# Any active Balda users here?



## dots (Nov 16, 2011)

Super Baldax era ..or similar?


----------



## 2WheelPhoto (Nov 16, 2011)

similar - an ancient Kodak Retina...well it looks similar anyway


----------



## 2WheelPhoto (Nov 16, 2011)

But the Retina uses 35mm instead of 120mm film i should note, anyway


----------



## dots (Nov 16, 2011)

Which one? And with which lens? 

I got my eye on a Balda. Thinking of go getting it in a few hours. Not 100% which model or lens ..Super Baldax coupled RF i think..good cosmetic.

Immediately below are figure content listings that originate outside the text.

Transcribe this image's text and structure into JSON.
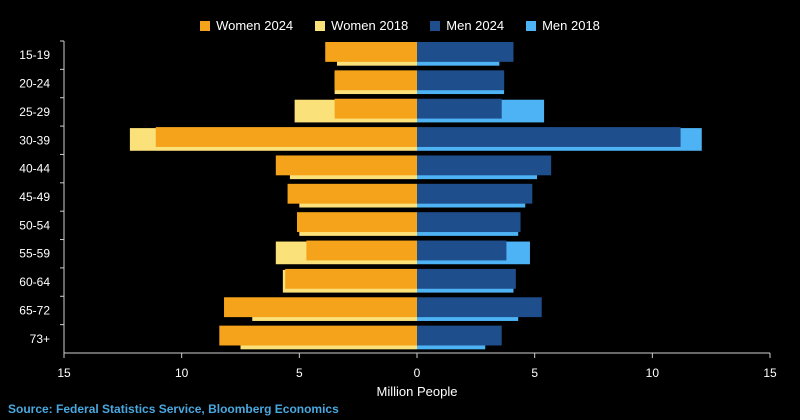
{
  "chart_data": {
    "type": "bar",
    "orientation": "horizontal",
    "layout": "population-pyramid",
    "categories": [
      "15-19",
      "20-24",
      "25-29",
      "30-39",
      "40-44",
      "45-49",
      "50-54",
      "55-59",
      "60-64",
      "65-72",
      "73+"
    ],
    "series": [
      {
        "name": "Women 2024",
        "color": "#F5A31A",
        "side": "left",
        "values": [
          3.9,
          3.5,
          3.5,
          11.1,
          6.0,
          5.5,
          5.1,
          4.7,
          5.6,
          8.2,
          8.4
        ]
      },
      {
        "name": "Women 2018",
        "color": "#FBE17A",
        "side": "left",
        "values": [
          3.4,
          3.5,
          5.2,
          12.2,
          5.4,
          5.0,
          5.0,
          6.0,
          5.7,
          7.0,
          7.5
        ]
      },
      {
        "name": "Men 2024",
        "color": "#1F4E8C",
        "side": "right",
        "values": [
          4.1,
          3.7,
          3.6,
          11.2,
          5.7,
          4.9,
          4.4,
          3.8,
          4.2,
          5.3,
          3.6
        ]
      },
      {
        "name": "Men 2018",
        "color": "#4DB3F5",
        "side": "right",
        "values": [
          3.5,
          3.7,
          5.4,
          12.1,
          5.1,
          4.6,
          4.3,
          4.8,
          4.1,
          4.3,
          2.9
        ]
      }
    ],
    "xlabel": "Million People",
    "xlim": [
      -15,
      15
    ],
    "xticks": [
      -15,
      -10,
      -5,
      0,
      5,
      10,
      15
    ],
    "xtick_labels": [
      "15",
      "10",
      "5",
      "0",
      "5",
      "10",
      "15"
    ],
    "legend_position": "top",
    "grid": false
  },
  "source": "Source: Federal Statistics Service, Bloomberg Economics"
}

If so, maybe very cheap c/w ebay prices.


----------



## dots (Nov 16, 2011)

Seen your link in the other thread.


----------



## compur (Nov 17, 2011)

I have a Baldinette:







I once had a Baldamatic III but, sadly, sold it.


----------



## dots (Nov 17, 2011)

Very nice. I'm trying to make out the lens ID. Baldanar i think?  Would this be their name for a 'tessar' formula or planar type?
I have a plan A and a plan B for getting back into 120 format. Plan A is today, to go check out the Balda and if it A) is still for sale B) seems in working order, buy it and run some film through. From there, if it isn't quite the ticket, plan B is a Bronica RF645 which is also available locally. Obviously two different propositions. I think the Bronica c/w a lens is around $300.


----------



## compur (Nov 17, 2011)

Yes, it's a Baldanar "C" 50/2.8.  I believe it's a triplet.  They also came with a Schneider Radionar 50/2.9 which I know is a triplet.


----------



## dots (Nov 17, 2011)

OK thanks. I passed on the Balda. Took a good look at it. The RF/lens calibration was seemingly way off - focussed on an object ~10 feet away. Lens was reading ~30 feet. Couldn't get the camera to close up locked, either. Set the focus 'pommel' thing at infinity so it was flush for closing but some kind of spring-loaded locking pin was jammed. These are minor niggles i guess for DIY repairers (although i didn't notice an RF adjustment screw on the top plate). The camera was a Baldexette 1 (sic) or something..with a Meyer Trioplan 2.9 lens.

So plan B, Bronica now..unless i get a better idea.


----------



## dots (Nov 17, 2011)

Balda Baldaxette I with Meyer Trioplan 7.5cm f/2.9 (06/24/2011)


----------